Le Département des Services Financiers (DFS) de New York prévoit d’annoncer ce vendredi (12) un accord avec Genesis Global Trading, une filiale du grand conglomérat de crypto-monnaie Digital Currency Group (DCG), comme le rapporte Fortune.
Le règlement présumé intervient après une enquête qui a révélé des failles importantes dans les programmes de lutte contre le blanchiment d’argent et de cybersécurité de Genesis. De cette manière, l’entreprise aurait accepté de renoncer à sa BitLicense – la licence d’exploitation de New York –, de cesser ses activités et de payer une amende de 8 millions de dollars.
« L’incapacité de Genesis Global Trading à maintenir un programme de conformité fonctionnel démontre un mépris pour les exigences réglementaires du ministère et expose l’entreprise et ses clients à des menaces potentielles », a déclaré la surintendante Adrienne Harris dans un communiqué partagé avec Fortune.
Ascension et chute de New York
Fondé en 2015, DCG, propriétaire de Genesis, a joué un rôle crucial dans la croissance des crypto-monnaies aux États-Unis. Genesis Global Trading, une entité distincte de Genesis Global Capital, a constitué un élément essentiel de cet « empire » des actifs numériques.
En 2022, DCG s’est retrouvé au centre de l’effondrement des crypto-monnaies, confronté à un examen réglementaire de la part des agences étatiques et fédérales. En effet, la branche de prêt de Genesis s’est mêlée à des sociétés en faillite, notamment le fonds spéculatif Three Arrows Capital (3AC) et Alameda Research de Sam Bankman-Fried. Cela a entraîné la faillite de l’entreprise début 2023.
Genesis a fait l’objet de poursuites judiciaires de la part de la Securities and Exchange Commission (SEC) des États-Unis et du bureau du procureur général de New York pour avoir prétendument offert des titres non enregistrés.
Détails du règlement DFS
Comme l’a rapporté Fortune, DFS a mené deux analyses de Genesis – une de mai 2018 à mars 2019 et une autre d’avril 2019 à mars 2022.
Dans ces analyses, il a constaté des lacunes dans les programmes de lutte contre le blanchiment d’argent et de cybersécurité.

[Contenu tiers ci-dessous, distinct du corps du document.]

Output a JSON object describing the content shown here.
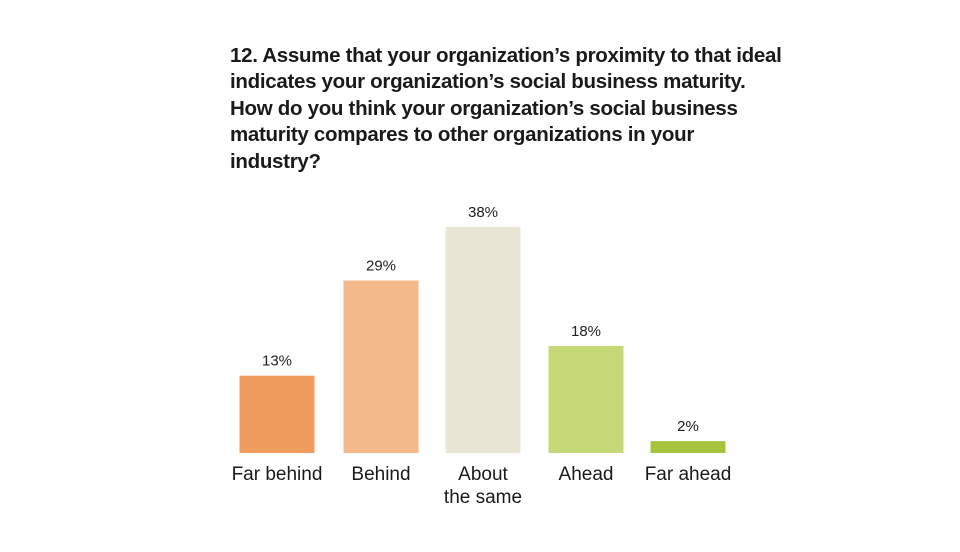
{
  "chart_data": {
    "type": "bar",
    "title": "12. Assume that your organization’s proximity to that ideal indicates your organization’s social business maturity. How do you think your organization’s social business maturity compares to other organizations in your industry?",
    "categories": [
      "Far behind",
      "Behind",
      "About\nthe same",
      "Ahead",
      "Far ahead"
    ],
    "values": [
      13,
      29,
      38,
      18,
      2
    ],
    "value_labels": [
      "13%",
      "29%",
      "38%",
      "18%",
      "2%"
    ],
    "colors": [
      "#ee9d5e",
      "#f4b98a",
      "#e9e6d6",
      "#c5d878",
      "#a5c43c"
    ],
    "ylim": [
      0,
      38
    ],
    "grid": false,
    "legend": "none"
  }
}
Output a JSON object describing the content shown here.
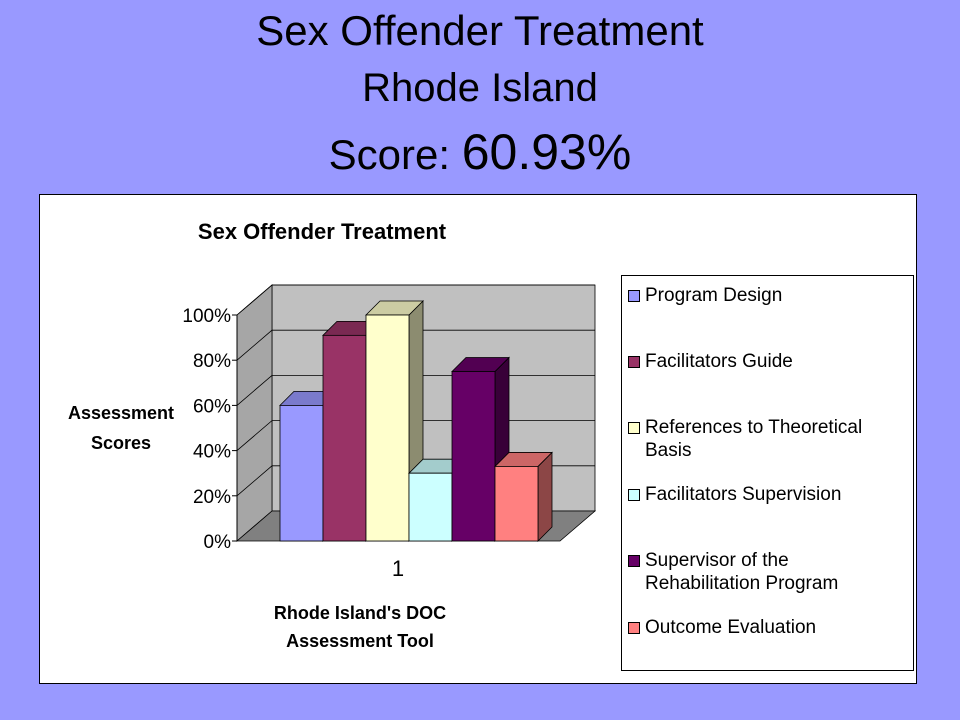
{
  "slide": {
    "title_line1": "Sex Offender Treatment",
    "title_line2": "Rhode Island",
    "score_label": "Score:",
    "score_value": "60.93%"
  },
  "chart_data": {
    "type": "bar",
    "title": "Sex Offender Treatment",
    "xlabel": "Rhode Island's DOC Assessment Tool",
    "ylabel": "Assessment Scores",
    "categories": [
      "1"
    ],
    "series": [
      {
        "name": "Program Design",
        "values": [
          60
        ],
        "color": "#9999ff"
      },
      {
        "name": "Facilitators Guide",
        "values": [
          91
        ],
        "color": "#993366"
      },
      {
        "name": "References to Theoretical Basis",
        "values": [
          100
        ],
        "color": "#ffffcc"
      },
      {
        "name": "Facilitators Supervision",
        "values": [
          30
        ],
        "color": "#ccffff"
      },
      {
        "name": "Supervisor of the Rehabilitation Program",
        "values": [
          75
        ],
        "color": "#660066"
      },
      {
        "name": "Outcome Evaluation",
        "values": [
          33
        ],
        "color": "#ff8080"
      }
    ],
    "ylim": [
      0,
      100
    ],
    "yticks": [
      "0%",
      "20%",
      "40%",
      "60%",
      "80%",
      "100%"
    ],
    "grid": true,
    "legend_position": "right",
    "three_d": true
  }
}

En outre, il a constaté que Genesis avait consacré « peu d’efforts ou de ressources » pour remédier à ces lacunes, malgré une croissance significative de l’entreprise. En fin de compte, après une inspection plus approfondie, le DFS a constaté que Genesis avait violé les réglementations sur la monnaie virtuelle et la cybersécurité.
Ensuite, le ministère a déterminé que Genesis n’avait pas réalisé une évaluation des risques répondant à ses exigences d’ici 2022. Cela signifie que l’entreprise n’a jamais mis en place de contrôles adéquats pour faire face aux « risques élevés inhérents » de certains produits.
Dans le même temps, Genesis n’a pas divulgué suffisamment d’informations à ses clients, notamment sur des détails tels que le nombre et le type de transactions. Il n’a pas non plus documenté les politiques anti-blanchiment d’argent permettant d’identifier les transactions inhabituelles ou suspectes.
DFS a en outre découvert que les rapports d’activités suspectes soumis par Genesis ne répondaient pas à ses normes, entre autres irrégularités.
Dans le cadre du règlement, Genesis a accepté de payer une amende de 8 millions de dollars, le montant relativement faible reflétant la coopération de Genesis au cours de l’enquête et ses efforts pour mettre à jour ses programmes. Néanmoins, Genesis a accepté de cesser toutes ses opérations à New York et de renoncer à sa BitLicense.